Attualmente il paradosso risiede invece in una carenza di analisi delle vulnerabilità dello stato di fatto, sia statiche che sismiche. Per fare un esempio, malgrado l’entrata in vigore dell’O.P.C.M. 3274 del 20/03/2003 che imponeva l’obbligo della valutazione della vulnerabilità sismica di scuole, ospedali, infrastrutture e altri edifici pubblici strategici, ad oggi non tutto questo patrimonio edilizio ed infrastrutturale è stato valutato.

Neppure si conoscono le percentuali di quanto fatto. In alcuni casi si è andati oltre provvedendo anche ad eseguire lavori di adeguamento. Sono molti i Comuni che stanno predisponendo la verifica sismica delle scuole. Ma molto rimane ancora da analizzare e fare, come appare drammaticamente ad ogni nuovo terremoto che mette in evidenza strutture ospedaliere, scuole o municipi inagibili già da subito durante l’emergenza sismica. La scadenza entro la quale eseguire tali verifiche, inizialmente entro 5 anni dall’entrata in vigore dell’O.P.C.M. 3274, è ogni anno rinviata col decreto milleproroghe.

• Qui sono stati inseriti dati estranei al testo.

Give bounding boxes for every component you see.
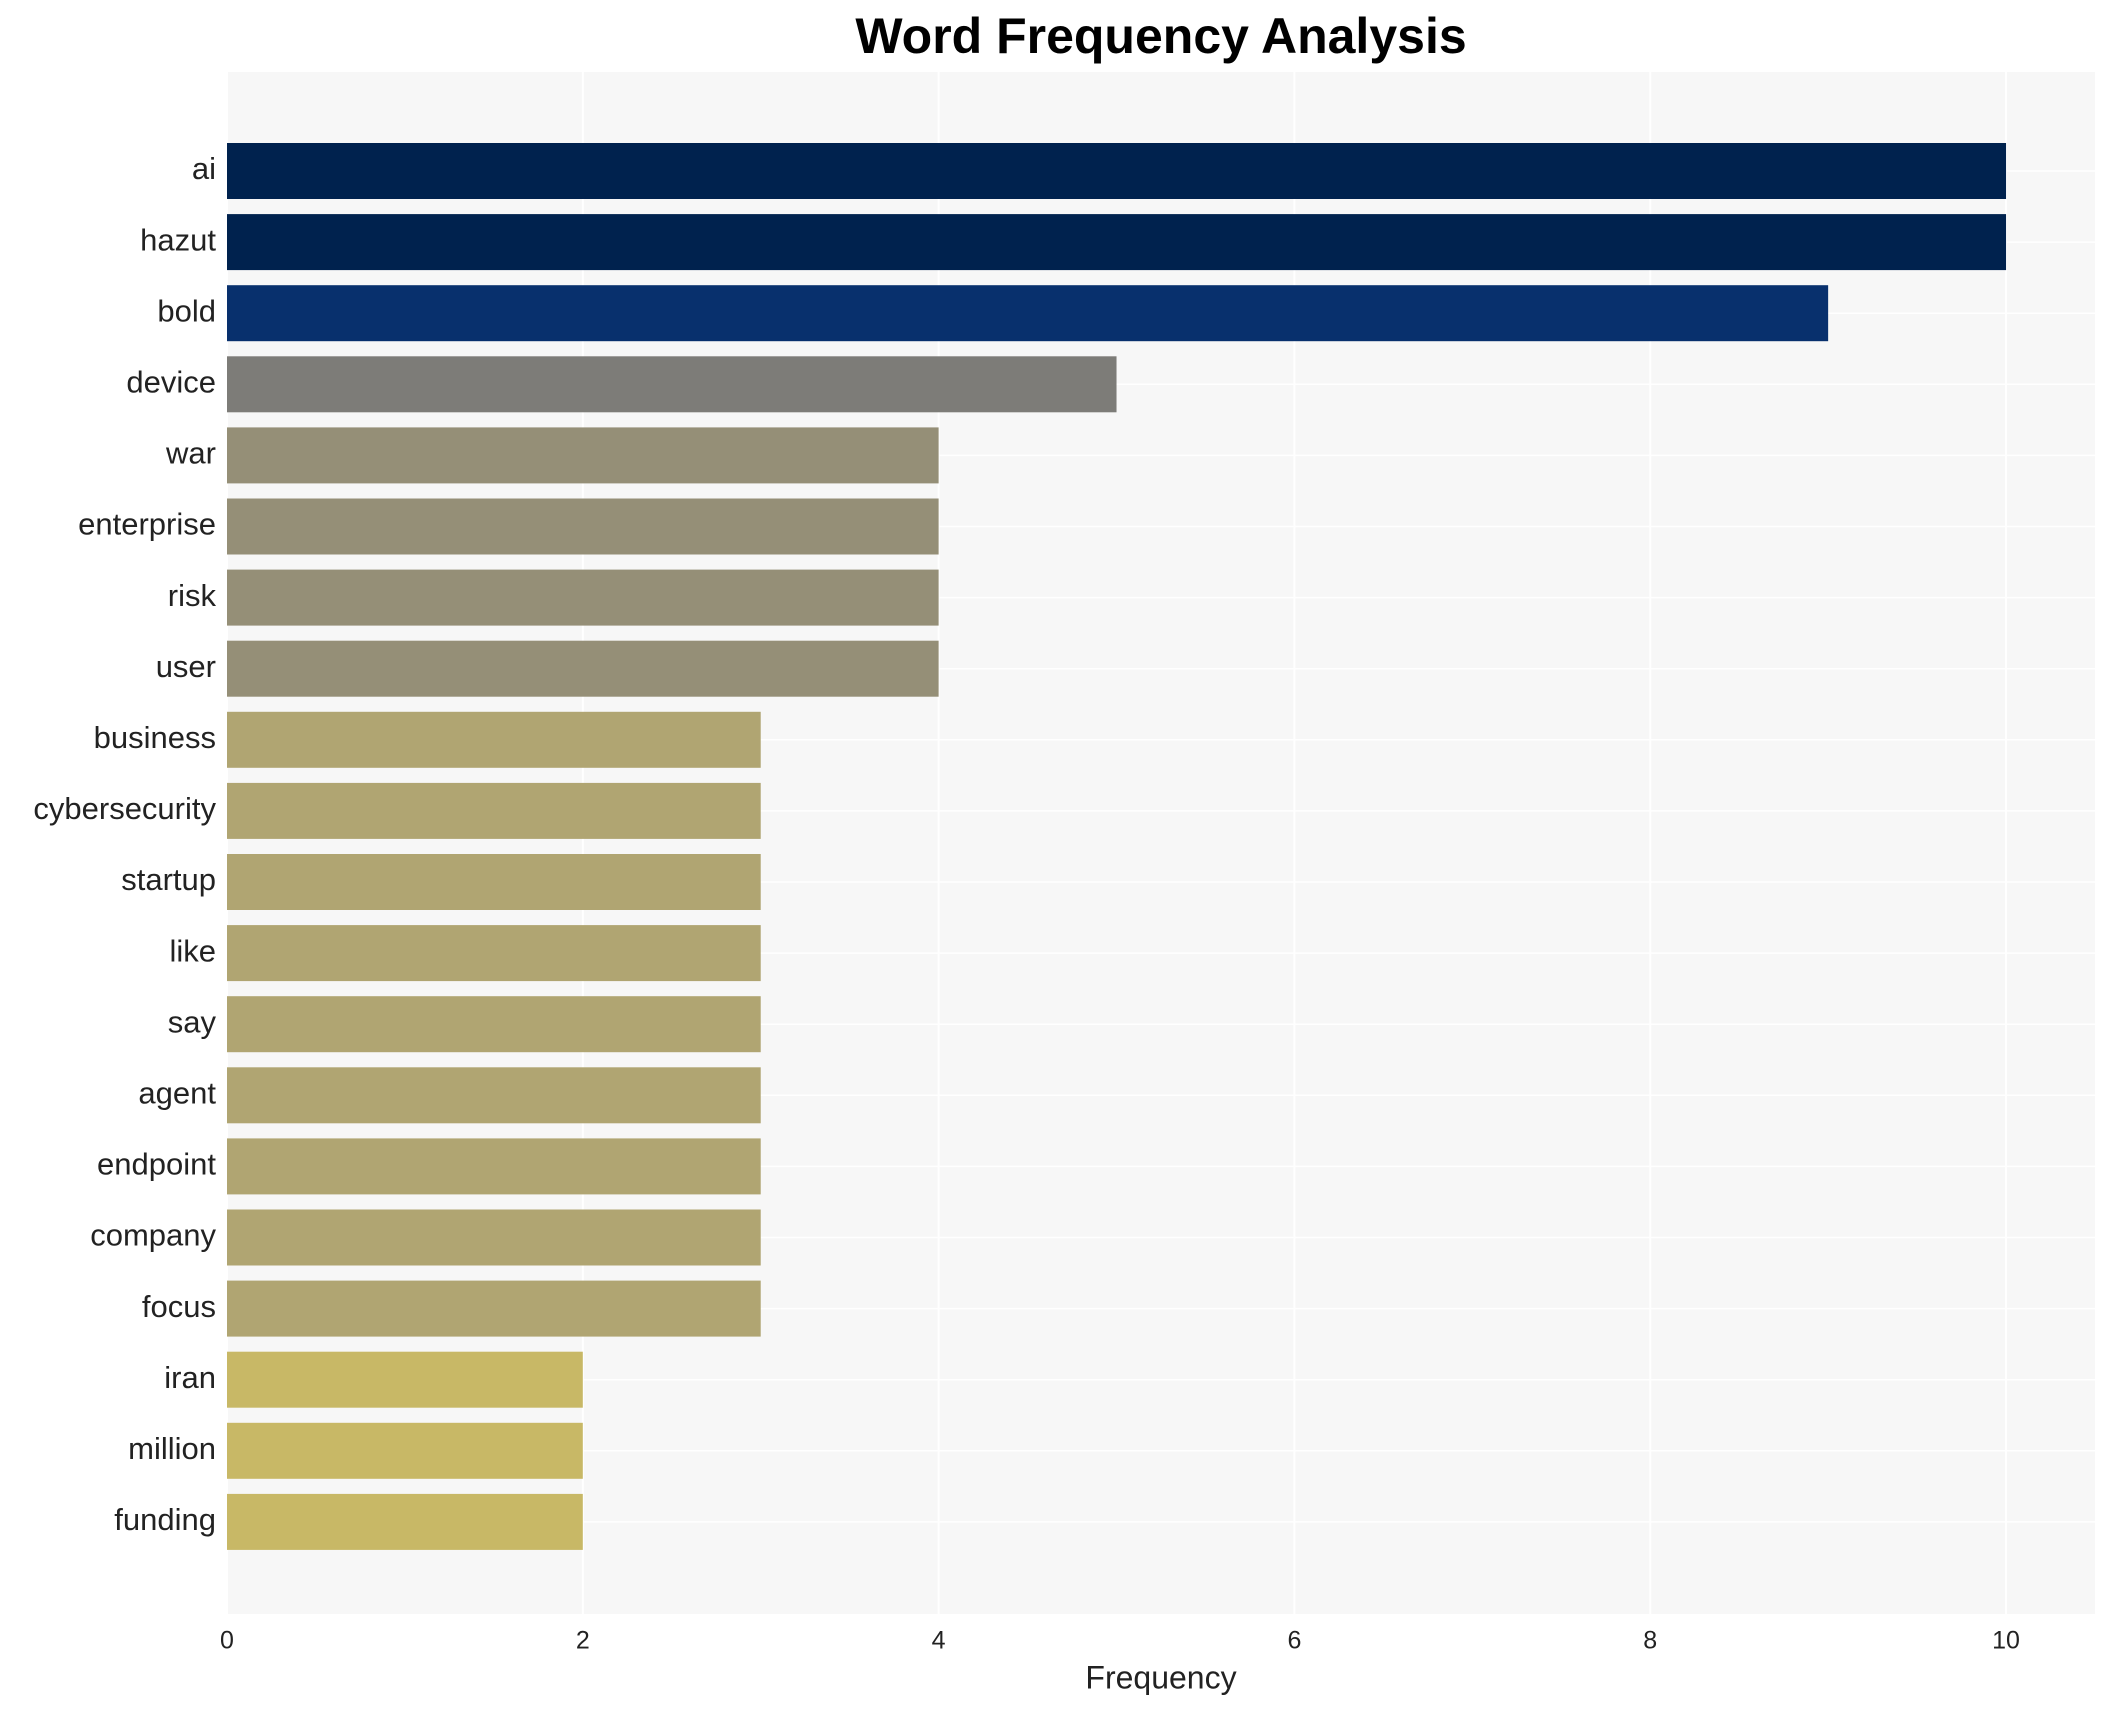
x-tick-label: 2	[576, 1627, 590, 1655]
bar	[227, 214, 2007, 271]
y-tick-label: cybersecurity	[33, 791, 216, 826]
y-tick-label: million	[128, 1431, 216, 1466]
y-tick-label: user	[156, 649, 216, 684]
y-tick-label: war	[165, 436, 216, 471]
x-axis-label: Frequency	[1085, 1659, 1236, 1695]
bar	[227, 143, 2007, 199]
bar	[227, 1351, 583, 1408]
bar	[227, 1493, 583, 1550]
y-tick-label: funding	[114, 1502, 216, 1537]
y-tick-label: iran	[164, 1360, 216, 1395]
x-tick-label: 6	[1287, 1627, 1301, 1655]
bar	[227, 1067, 761, 1124]
y-tick-label: device	[126, 364, 216, 399]
x-tick-label: 8	[1643, 1627, 1657, 1655]
bar	[227, 1280, 761, 1337]
bar	[227, 356, 1117, 413]
y-tick-label: enterprise	[78, 507, 216, 542]
bar	[227, 854, 761, 910]
bar	[227, 640, 939, 697]
y-tick-label: endpoint	[97, 1147, 216, 1182]
x-tick-label: 10	[1992, 1627, 2020, 1655]
bar	[227, 427, 939, 484]
y-tick-label: hazut	[140, 222, 216, 257]
bar	[227, 782, 761, 839]
bar	[227, 1209, 761, 1266]
bar	[227, 569, 939, 626]
y-tick-label: ai	[192, 151, 216, 186]
y-tick-label: risk	[168, 578, 217, 613]
chart-title: Word Frequency Analysis	[855, 8, 1466, 64]
bar	[227, 285, 1829, 342]
bar	[227, 711, 761, 768]
bar	[227, 925, 761, 982]
y-tick-label: agent	[138, 1075, 216, 1110]
y-tick-label: startup	[121, 862, 216, 897]
y-tick-label: company	[90, 1218, 216, 1253]
bar	[227, 996, 761, 1053]
bar	[227, 498, 939, 555]
bar	[227, 1138, 761, 1195]
y-tick-label: say	[168, 1004, 217, 1039]
bar	[227, 1422, 583, 1479]
y-tick-label: bold	[157, 293, 216, 328]
x-tick-label: 4	[932, 1627, 946, 1655]
y-tick-label: like	[169, 933, 216, 968]
x-tick-label: 0	[220, 1627, 234, 1655]
y-tick-label: business	[94, 720, 216, 755]
y-tick-label: focus	[142, 1289, 216, 1324]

Tuttavia, a forza di prorogare, prima o poi si arriverà al raggiungimento dello stato limite di altre strutture oramai datate e compromesse dal degrado….Allora stupisce come mai un’opera infrastrutturale così complessa e strategica come il ponte Morandi non avesse ancora ricevuto alcuna valutazione delle proprie vulnerabilità sismiche, a cui sono collegate anche quelle del degrado materico e della resistenza statica? Il ponte non è crollato per un terremoto, ma queste analisi avrebbero certificato il suo reale stato di degrado strutturale e la conseguente pericolosità.

Tuttavia non è stata l’unica grande opera infrastrutturale a non aver ancora ricevuto tale valutazione, obbligatoria per legge ma i cui termini di consegna vengono continuamente prorogati. Piuttosto che puntare il dito su come l’Ing. Morandi avesse concepito una struttura poco robusta nello schema statico, tale da crollare all’insorgere della prima grossa criticità di un suo elemento (peraltro abbondantemente sovradimensionato), perché non fermarsi a riflettere cosa è stato fatto in questi anni per indagare le criticità e migliorare la robustezza di questa e di tante altre infrastrutture progettate decenni fa?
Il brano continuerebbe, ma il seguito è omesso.